Flavorful, moist and easy to make - I’m sure you’ll fall in love with this beautiful pumpkin bread.
- 1 1/2 cups all-purpose flour
- 1 teaspoon ground cinnamon
- 1 teaspoon ground nutmeg
- 1/2 teaspoon ground ginger
- 1/2 teaspoon ground allspice
- 1 teaspoon baking soda
- 1 teaspoon baking powder
- 1/4 teaspoon salt
- 1/4 cup unsalted butter, softened
- 1/2 cup brown sugar, packed
- 1 cup pumpkin puree (not pumpkin pie filling)
- 2 large eggs
- 1 teaspoon vanilla extract
- 1/3 cup milk
- 1 Tablespoon unsalted pepitas (optional)
Preheat oven to 350°F and line a 9x5 loaf pan with parchment paper.
In a small bowl, whisk together flour, spices, baking soda, baking powder and salt. Set aside.
In a large bowl, beat butter and brown sugar together. Mix in pumpkin puree then add in eggs and vanilla.
Stir in half of the dry ingredients. Add milk and stir to combine. Stir in remaining dry ingredients.
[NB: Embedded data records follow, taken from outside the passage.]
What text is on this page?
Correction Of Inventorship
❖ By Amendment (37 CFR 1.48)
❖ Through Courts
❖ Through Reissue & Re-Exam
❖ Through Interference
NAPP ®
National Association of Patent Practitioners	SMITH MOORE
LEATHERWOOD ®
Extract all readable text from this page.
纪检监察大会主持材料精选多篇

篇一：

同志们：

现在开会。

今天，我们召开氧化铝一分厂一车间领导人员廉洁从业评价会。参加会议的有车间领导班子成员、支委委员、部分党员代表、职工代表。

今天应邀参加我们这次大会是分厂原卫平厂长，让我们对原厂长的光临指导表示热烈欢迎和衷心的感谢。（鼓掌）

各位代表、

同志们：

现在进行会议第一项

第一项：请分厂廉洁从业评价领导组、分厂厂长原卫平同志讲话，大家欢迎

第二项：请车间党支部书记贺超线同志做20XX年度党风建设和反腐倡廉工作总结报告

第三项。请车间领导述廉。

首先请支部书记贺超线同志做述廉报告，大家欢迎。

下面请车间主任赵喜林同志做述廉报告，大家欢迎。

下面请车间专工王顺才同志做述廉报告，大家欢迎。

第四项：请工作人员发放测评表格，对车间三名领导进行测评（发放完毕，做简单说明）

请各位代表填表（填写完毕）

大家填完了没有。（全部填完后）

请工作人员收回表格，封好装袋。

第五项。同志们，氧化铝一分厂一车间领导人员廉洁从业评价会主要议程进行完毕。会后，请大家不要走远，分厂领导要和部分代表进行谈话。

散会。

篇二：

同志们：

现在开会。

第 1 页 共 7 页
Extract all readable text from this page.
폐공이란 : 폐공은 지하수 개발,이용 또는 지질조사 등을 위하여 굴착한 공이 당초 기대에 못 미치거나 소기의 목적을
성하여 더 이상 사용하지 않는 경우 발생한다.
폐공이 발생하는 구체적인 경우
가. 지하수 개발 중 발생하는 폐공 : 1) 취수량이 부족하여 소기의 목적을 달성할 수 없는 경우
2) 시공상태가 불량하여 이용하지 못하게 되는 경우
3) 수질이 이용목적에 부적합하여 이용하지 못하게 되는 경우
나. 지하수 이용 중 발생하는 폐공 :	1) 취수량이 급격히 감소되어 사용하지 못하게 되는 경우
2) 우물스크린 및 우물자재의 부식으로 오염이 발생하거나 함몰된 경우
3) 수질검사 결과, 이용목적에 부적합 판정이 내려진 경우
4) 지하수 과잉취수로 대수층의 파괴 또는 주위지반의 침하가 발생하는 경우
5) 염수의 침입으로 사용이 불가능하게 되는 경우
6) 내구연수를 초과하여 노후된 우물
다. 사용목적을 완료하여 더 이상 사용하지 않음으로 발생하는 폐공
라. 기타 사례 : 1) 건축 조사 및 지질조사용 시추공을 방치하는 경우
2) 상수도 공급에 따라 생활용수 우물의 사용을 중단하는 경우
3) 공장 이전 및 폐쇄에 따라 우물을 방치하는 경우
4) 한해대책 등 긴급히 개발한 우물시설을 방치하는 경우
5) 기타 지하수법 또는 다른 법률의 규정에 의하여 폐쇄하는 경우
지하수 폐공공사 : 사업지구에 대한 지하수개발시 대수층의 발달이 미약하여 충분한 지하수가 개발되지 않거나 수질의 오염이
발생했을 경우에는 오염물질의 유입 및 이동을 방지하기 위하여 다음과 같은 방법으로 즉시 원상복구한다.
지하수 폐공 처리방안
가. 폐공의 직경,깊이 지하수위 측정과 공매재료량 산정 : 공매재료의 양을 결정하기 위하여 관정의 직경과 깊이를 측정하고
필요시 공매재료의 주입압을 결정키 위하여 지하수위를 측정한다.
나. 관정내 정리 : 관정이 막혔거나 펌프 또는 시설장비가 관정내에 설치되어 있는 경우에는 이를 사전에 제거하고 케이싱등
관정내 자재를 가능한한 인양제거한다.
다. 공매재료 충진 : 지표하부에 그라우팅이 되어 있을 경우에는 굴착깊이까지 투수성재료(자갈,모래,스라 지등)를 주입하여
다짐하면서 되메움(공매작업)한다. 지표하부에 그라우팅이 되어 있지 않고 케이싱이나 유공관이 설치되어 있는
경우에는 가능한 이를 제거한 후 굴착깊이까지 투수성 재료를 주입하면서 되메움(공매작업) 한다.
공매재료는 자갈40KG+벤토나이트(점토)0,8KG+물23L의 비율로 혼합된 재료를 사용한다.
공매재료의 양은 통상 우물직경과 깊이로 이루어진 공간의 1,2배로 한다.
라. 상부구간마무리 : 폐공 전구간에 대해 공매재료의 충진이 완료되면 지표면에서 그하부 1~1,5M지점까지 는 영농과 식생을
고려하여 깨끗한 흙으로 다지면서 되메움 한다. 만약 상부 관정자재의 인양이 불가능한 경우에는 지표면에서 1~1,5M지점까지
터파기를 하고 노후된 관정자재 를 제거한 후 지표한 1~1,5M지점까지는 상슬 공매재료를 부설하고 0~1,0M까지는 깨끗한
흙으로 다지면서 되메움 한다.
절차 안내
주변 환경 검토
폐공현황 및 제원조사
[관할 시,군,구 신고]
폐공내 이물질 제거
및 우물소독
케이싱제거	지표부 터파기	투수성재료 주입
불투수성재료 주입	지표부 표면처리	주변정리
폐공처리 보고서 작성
Pour batter into prepared loaf pan and top with pepitas. Bake 55-60 minutes or until cake tester comes out clean.
- In a pinch, you can sub the brown sugar for white sugar. The brown sugar brings out the flavors of the spices a bit more but you’ll get a taller rise from the bread with white sugar.
- You can butter and flour your loaf pans if you don’t have parchment paper.